Corriere della Sera, 29 gennaio 2019
Il brano choc di Irama a Sanremo
Sanremo non è più il tempio del cuore, amore e restaurazione. Ogni anno ci sono più o meno grandi forme di resistenza, e fra quelle selezionate per l’edizione 2019 di Claudio Baglioni c’è «La ragazza con il cuore di latta» di Irama. «È una canzone nata da una storia vera. L’ho scritta una notte in Salento dopo aver incontrato una ragazza che era stata operata e portava il pacemaker, ma il cuore di latta è una metafora sia per quello che per il suo vissuto». Quella di Linda, Irama la chiama così nella canzone, è una storia di violenza in famiglia, di un padre che la picchia e abusa sessualmente di lei. Il testo non fa sconti, in alcuni passaggi diretto e in altri crudo, Linda «a scuola nascondeva i lividi» e «sentiva i brividi quando quel verme entrava in casa ubriaco». «Il tema è pesante ma, lo dico sempre durante i miei concerti, le parole pesano e i messaggi sono importanti: è dovere di un cantautore raccontare la verità. La verità è tutto e mi ha sempre macchiato la pelle. Un cantautore non deve avere filtri. Vorrei che dalla canzone uscisse il coraggio di queste persone e il fatto che la musica possa essere di aiuto», racconta. Il finale del brano apre una speranza perché «adesso dentro la sua pancia batte un cuore in più». L’identità del futuro papà – chi racconta la storia perché «non sei più da sola ma ora siamo in due» o il violentatore – non viene svelata. «Quello che conta non è chi sarà il padre del bimbo, ma se lei sta bene. Mi piacerebbe che ci si soffermasse sulla forza di andare avanti di questa ragazza e non sull’identità del padre di suo figlio».

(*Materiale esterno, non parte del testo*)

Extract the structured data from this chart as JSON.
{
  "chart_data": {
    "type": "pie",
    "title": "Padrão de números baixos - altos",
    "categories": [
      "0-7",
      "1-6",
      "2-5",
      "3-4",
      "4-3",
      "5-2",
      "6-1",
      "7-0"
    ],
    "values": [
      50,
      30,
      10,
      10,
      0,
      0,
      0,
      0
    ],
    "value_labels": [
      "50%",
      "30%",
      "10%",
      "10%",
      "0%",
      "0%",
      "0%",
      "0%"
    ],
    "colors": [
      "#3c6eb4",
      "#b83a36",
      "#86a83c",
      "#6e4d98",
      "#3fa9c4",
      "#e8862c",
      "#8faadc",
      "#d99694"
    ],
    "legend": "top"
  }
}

Filippo (è il vero nome, il cognome è Fanti) a Sanremo ci era già stato. Fra i Giovani nel 2016, nella stessa edizione di Gabbani, Ermal Meta e Mahmood (anche lui in gara quest’anno). «Alle prove dei giorni scorsi ho avuto un flash back: allora mi immaginavo che l’asta del microfono fosse lo strumento per comunicare con il pubblico, oggi sento di essere io. Però bisognerebbe fare i complimenti a chi ci aveva selezionato... Da lì è nato tutto anche se per un anno non ho pubblicato musica». C’era stata qualche incomprensione con la casa discografica. «Ho avuto paura che finisse tutto. Ho avuto una caduta emotiva, frustrante perché avveniva da fermo, non c’era stata un’azione sbagliata ma una non azione, il fatto che non uscisse la mia musica». A sbloccare la carriera il chiarimento con la Warner con cui è rimasto e, sopratutto, la vittoria ad Amici. Quindi «Plume», album che è stato il secondo più venduto del 2018, una serie di concerti e un altro album, «Giovani», meno fortunato forse per la pubblicazione troppo vicina al precedente e che ora viene rilanciato con il brano del Festival e le collaborazioni di Vegas Jones, The Kolors e Mr. Rain su altre canzoni. Ci sarà poi un tour che debutterà il 28 febbraio a Torino e il 5 aprile sarà al Forum di Milano (già sold out): «Il tour nei club dei mesi scorsi era crudo, in faccia, era impatto reale. In questo si aggiungerà la parte di show».Impegno sì, ma niente politica. «”A canzoni non si fan rivoluzioni” diceva “L’avvelenata” di Guccini. Non voglio sminuire il valore della canzone impegnata, ma la mia preoccupazione è raccontare la verità e dare emozioni». Guccini è uno dei pilastri del suo pantheon. «Lui e De Andrè sono i miei cantautori di riferimento: avevano il culto della parola. Altri artisti si concentrano sulla ricerca del suono, io sono figlio di quel modo di intendere la musica». Piume (negli orecchini) e serpenti (tatuati) sono i suoi simboli. «Le prime ci saranno anche a Sanremo, ma ci sarà una sorpresa». Sulla pelle c’è un nuovo rettile, con la testa circondata da un sole. «È il disco solare delle divinità egizie. Sin da bambino mi ha affascinato la simbologia di quella cultura. E per un certo momento ho anche provato a leggere la scrittura antica. Purtroppo non sono mai stato in Egitto: in passato non me lo potevo permettere, adesso non ho ancora trovato il tempo libero».